Warner ready for cricket’s ultimate test
Australia is sweating on the fitness of David Warner for the third test. He is yet to score a run in the series, but he’s not far behind the rest of his side.
David Warner wasn’t quite hobbling when he arrived in Sydney with his family and teammates on Monday, but the injured player’s predicament perfectly sums up the challenge Australia faces ahead of the critical third Test.
With India levelling the series one-all in Melbourne, Australia is sweating on the fitness of Warner and hoping to introduce young Will Pucovski to the top of the order in the hope the pair can right the ship. Last summer Warner came to town with 630 Test runs from the previous matches under his belt, including an undefeated 335 in Adelaide.
This summer he is yet to score a run, but he’s not far behind others. Nobody in the current side has scored a half century and Steve Smith is in an alarming dry patch.
Warner injured his groin in the limited-over series but has promised to play on one leg if necessary. Pucovski, who is recovering from his ninth concussion, underwent medical tests which are expected to clear him to play.
The players flew to town on a chartered flight with the Indian team and were greeted by enormous thunderstorms soon after they checked into their hotel.
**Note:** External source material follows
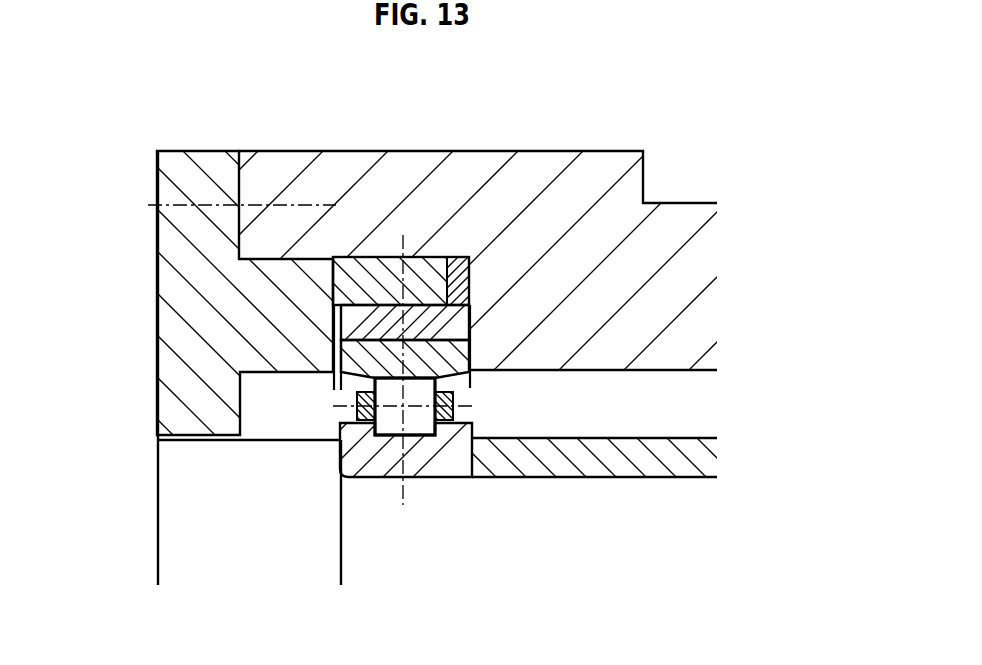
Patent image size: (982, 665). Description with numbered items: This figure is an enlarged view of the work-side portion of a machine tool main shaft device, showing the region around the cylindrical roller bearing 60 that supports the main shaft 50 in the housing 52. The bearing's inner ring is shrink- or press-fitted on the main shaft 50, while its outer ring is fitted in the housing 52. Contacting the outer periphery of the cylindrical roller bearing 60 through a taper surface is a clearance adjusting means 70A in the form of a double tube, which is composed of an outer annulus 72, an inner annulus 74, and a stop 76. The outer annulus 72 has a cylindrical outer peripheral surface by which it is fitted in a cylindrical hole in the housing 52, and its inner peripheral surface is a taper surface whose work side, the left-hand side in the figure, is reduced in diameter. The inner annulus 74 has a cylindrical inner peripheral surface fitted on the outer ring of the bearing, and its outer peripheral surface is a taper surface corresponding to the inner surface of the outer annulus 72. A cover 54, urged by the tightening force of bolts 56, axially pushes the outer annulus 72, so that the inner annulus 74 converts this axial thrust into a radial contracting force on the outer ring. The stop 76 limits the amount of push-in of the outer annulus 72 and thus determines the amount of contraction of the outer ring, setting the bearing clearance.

The match will go ahead at the Sydney Cricket Ground on Thursday, with the ground at just 25 per cent capacity after the NSW government dialled back the crowds to about 12,000. “We’ve had 150,000 people through the SCG in the last nine months, not a single transmission,” Venues NSW chairman Tony Shepherd said.
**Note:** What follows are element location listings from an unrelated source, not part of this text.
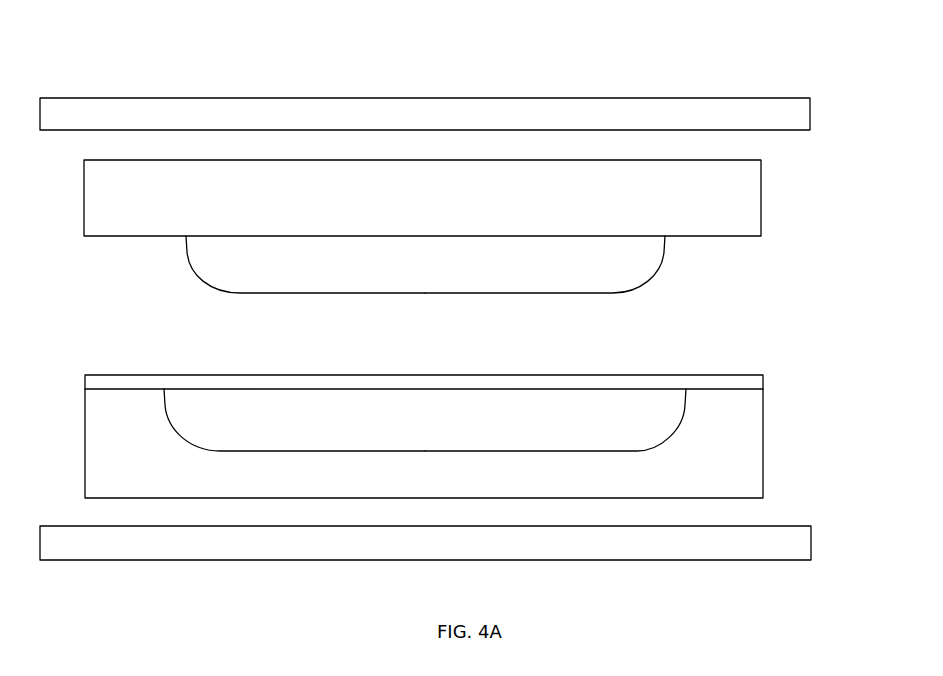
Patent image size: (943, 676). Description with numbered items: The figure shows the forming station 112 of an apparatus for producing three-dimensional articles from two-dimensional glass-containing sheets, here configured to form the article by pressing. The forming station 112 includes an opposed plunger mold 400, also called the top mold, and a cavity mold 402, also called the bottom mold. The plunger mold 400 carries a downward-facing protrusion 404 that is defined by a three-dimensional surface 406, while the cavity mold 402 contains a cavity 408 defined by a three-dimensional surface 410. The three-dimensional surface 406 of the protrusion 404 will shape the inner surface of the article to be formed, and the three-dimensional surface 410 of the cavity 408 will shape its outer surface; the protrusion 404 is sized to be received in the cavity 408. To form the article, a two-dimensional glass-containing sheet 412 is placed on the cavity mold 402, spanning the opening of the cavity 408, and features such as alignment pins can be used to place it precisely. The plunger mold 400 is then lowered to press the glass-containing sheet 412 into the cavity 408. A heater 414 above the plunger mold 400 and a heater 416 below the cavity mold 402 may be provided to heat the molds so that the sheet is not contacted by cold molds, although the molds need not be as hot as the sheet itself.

The forming station 112 is at (426, 80).
The plunger mold 400 is at (677, 180).
The cavity mold 402 is at (688, 480).
The protrusion 404 is at (649, 254).
The 3D surface 406 is at (188, 254).
The cavity 408 is at (643, 432).
The 3D surface 410 is at (236, 450).
The 2D glass-containing sheet 412 is at (424, 381).
The heater 414 is at (318, 110).
The heater 416 is at (342, 547).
Even so, Acting NSW Premier John Barilaro said people from the state’s regions should reconsider their “annual pilgrimage” to this year’s third Test.
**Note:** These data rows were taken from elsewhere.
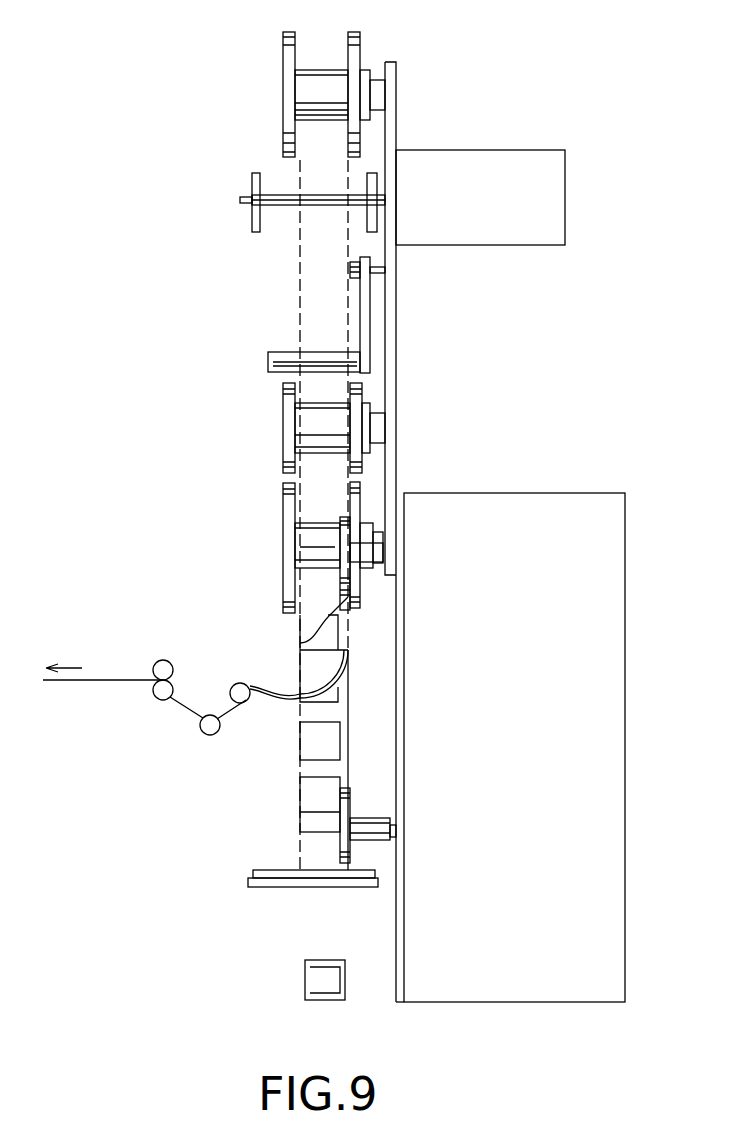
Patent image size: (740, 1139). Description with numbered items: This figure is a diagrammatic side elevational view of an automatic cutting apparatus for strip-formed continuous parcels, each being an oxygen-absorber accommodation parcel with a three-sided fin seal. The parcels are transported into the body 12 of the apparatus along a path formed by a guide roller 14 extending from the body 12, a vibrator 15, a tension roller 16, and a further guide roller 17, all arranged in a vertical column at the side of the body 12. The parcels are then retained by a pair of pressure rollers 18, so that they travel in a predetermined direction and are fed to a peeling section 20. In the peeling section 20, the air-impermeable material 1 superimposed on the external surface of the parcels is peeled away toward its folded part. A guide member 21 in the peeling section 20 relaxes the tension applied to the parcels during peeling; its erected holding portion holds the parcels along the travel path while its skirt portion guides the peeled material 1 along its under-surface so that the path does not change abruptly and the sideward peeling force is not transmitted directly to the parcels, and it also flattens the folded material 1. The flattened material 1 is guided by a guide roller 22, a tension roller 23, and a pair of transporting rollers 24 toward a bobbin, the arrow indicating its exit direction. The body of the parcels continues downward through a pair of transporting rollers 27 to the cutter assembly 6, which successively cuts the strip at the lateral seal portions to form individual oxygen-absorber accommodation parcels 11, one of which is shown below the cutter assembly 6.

The air-impermeable material 1 is at (123, 680).
The cutter assembly 6 is at (275, 887).
The oxygen-absorber accommodation parcel 11 is at (320, 980).
The body 12 is at (615, 658).
The guide roller 14 is at (285, 45).
The vibrator 15 is at (253, 178).
The tension roller 16 is at (283, 357).
The guide roller 17 is at (288, 412).
The pressure rollers 18 is at (350, 577).
The peeling section 20 is at (278, 727).
The guide member 21 is at (285, 700).
The guide roller 22 is at (240, 686).
The tension roller 23 is at (209, 727).
The transporting rollers 24 is at (163, 667).
The transporting rollers 27 is at (345, 804).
“We love coming to Sydney for this purpose and a lot of the members are from regions,” he said.
“In normal times I would say that is fantastic, but I would be saying to people today to consider what’s occurring in Sydney with the infections and the restrictions.
“The risk would be that if someone from the regions comes to Sydney that they could take it back to a regional area.
“My advice to people would be — think about it, reconsider, maybe this year isn’t the year to come to Sydney to watch the Test, and that’s what we’ll be doing.”
And yet there is one further headache, one organisers have no control over: a 50 per cent chance of showers on Thursday, according to the Bureau of Meteorology.
Despite that, another potential hurdle for the Test series — the Indian side’s hesitation to travel to Brisbane for the final match if they were to be confined to their hotel rooms — appears to be subsiding.
Cricket Australia’s interim chief executive, Nick Hockley, said he had spoken to the Board of Control for Cricket in India and made it clear the team would be able to roam the Brisbane hotel bubble.
“We’ve had nothing formal from the BCCI to suggest anything other than they are supportive,” Mr Hockley said. “So everyone’s fully across that, and supportive.”